Periareolar Subfascial Breast Augmentation: Comparison with Submuscular and Dual Plane Breast Augmentation.
- Author:
Hyung Bo SIM
1
;
Sang Yub YOON
Author Information
1. Baram Clinic BBC, Seoul, Korea. 123sim@hanafos.com
- Publication Type:Original Article
- Keywords:
Breast augmentation;
Subfascial plane;
Dual plane;
Subpectoral plane
- MeSH:
Breast Implants;
Breast*;
Female;
Follow-Up Studies;
Humans;
Incidence;
Mammaplasty;
Thinking;
Thorax
- From:Journal of the Korean Society of Plastic and Reconstructive Surgeons
2007;34(1):99-104
- CountryRepublic of Korea
- Language:Korean
-
Abstract:
PURPOSE: Subfascial augmentation mammaplasty was introduced by Dr. Graf in 2000. Subfascial placement of breast implants for augmentation was advocated as an option that has some of the advantages of both the subpectoral and subglandular placement while minimizing the disadvantages of each. The clinical experiences of 23 breast augmentations in the subfascial placement are reported. The indications for this technique are proposed.

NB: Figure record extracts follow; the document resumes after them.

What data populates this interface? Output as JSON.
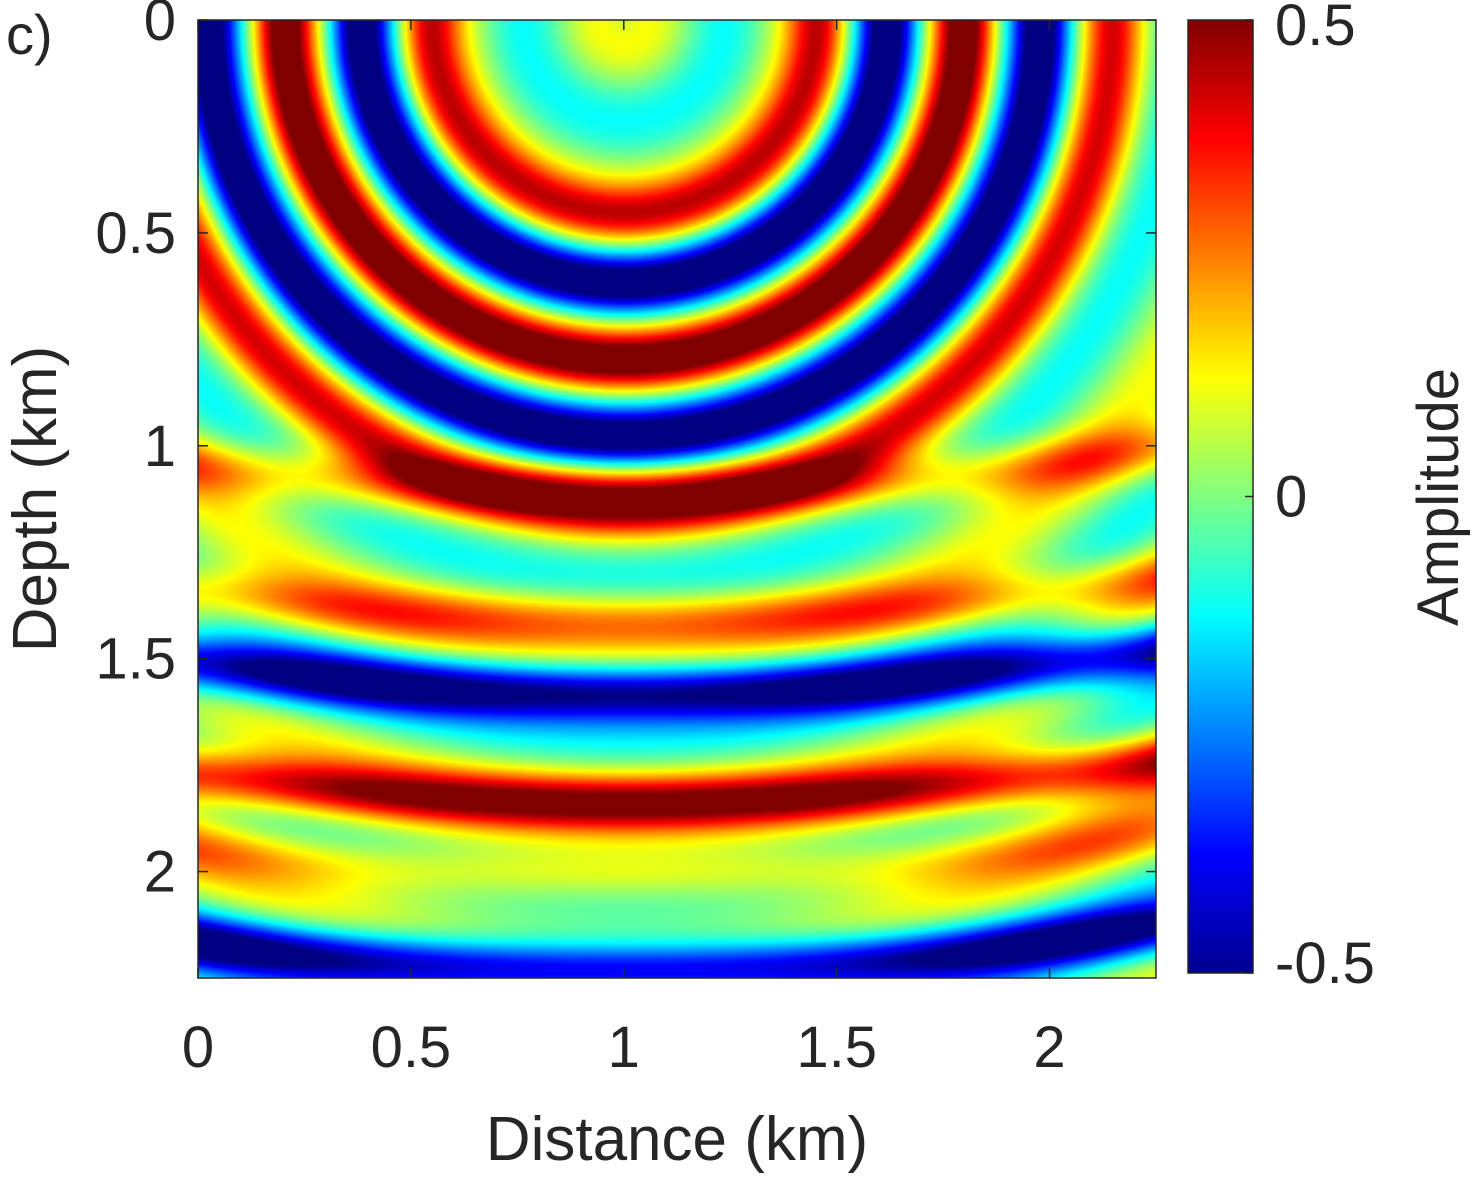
{
  "panel_label": "c)",
  "chart_data": {
    "type": "heatmap",
    "title": "",
    "xlabel": "Distance (km)",
    "ylabel": "Depth (km)",
    "xlim": [
      0,
      2.25
    ],
    "ylim": [
      0,
      2.25
    ],
    "y_reversed": true,
    "x_ticks": [
      0,
      0.5,
      1,
      1.5,
      2
    ],
    "x_tick_labels": [
      "0",
      "0.5",
      "1",
      "1.5",
      "2"
    ],
    "y_ticks": [
      0,
      0.5,
      1,
      1.5,
      2
    ],
    "y_tick_labels": [
      "0",
      "0.5",
      "1",
      "1.5",
      "2"
    ],
    "colormap": "jet",
    "colorbar": {
      "label": "Amplitude",
      "clim": [
        -0.5,
        0.5
      ],
      "ticks": [
        0.5,
        0,
        -0.5
      ],
      "tick_labels": [
        "0.5",
        "0",
        "-0.5"
      ]
    },
    "field": {
      "description_type": "wavefield",
      "source": {
        "x": 1.0,
        "z": 0.0
      },
      "wave_period_km": 0.36,
      "front_phase_offset": 0.6,
      "bands_from_source": [
        {
          "radius_km": 0.2,
          "amplitude": 0.0
        },
        {
          "radius_km": 0.46,
          "amplitude": 0.35
        },
        {
          "radius_km": 0.62,
          "amplitude": -0.5
        },
        {
          "radius_km": 0.8,
          "amplitude": 0.5
        },
        {
          "radius_km": 0.98,
          "amplitude": -0.5
        },
        {
          "radius_km": 1.15,
          "amplitude": 0.3
        }
      ],
      "layers": [
        {
          "depth_km": 1.05,
          "amplitude": 0.25
        },
        {
          "depth_km": 1.35,
          "amplitude": 0.25
        },
        {
          "depth_km": 1.52,
          "amplitude": -0.5
        },
        {
          "depth_km": 1.78,
          "amplitude": 0.45
        },
        {
          "depth_km": 1.95,
          "amplitude": 0.2
        },
        {
          "depth_km": 2.17,
          "amplitude": -0.5
        }
      ]
    },
    "grid": false,
    "legend": "none"
  }
}
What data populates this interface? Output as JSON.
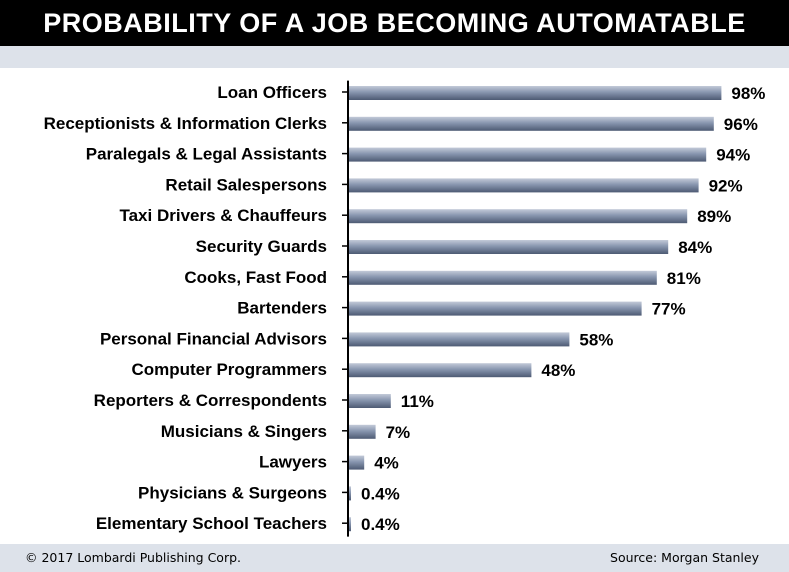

The incidence of complications is described from clinical experiences and compared with that of other methods. METHODS: From January of 2004 through December of 2005, 23 patients underwent periareolar subfascial augmentation mammaplasty. The mean postoperative follow-up time was 8 months. RESULTS: In comparing the results of the subpectoral augmentation group(57 patients) with those of the dual plane(124 patients) and subfascial groups(23 patients), the total rate of complications didn't represented the significant difference. The benefits of this technique include avoiding hematoma(as seen in the dual plane) and muscle action(in the subpectoral), and minimizing postoperative chest pain(inherent to subpectoral), and the ability to correct ptosis. And also this subfascial technique can be used for changing the plane from submuscular to subfascial in case of the reoperations. CONCLUSION: We're thinking that the periareolar subfascial augmentation mammaplasty would be the very useful tool for the primary and secondary breast augmentations.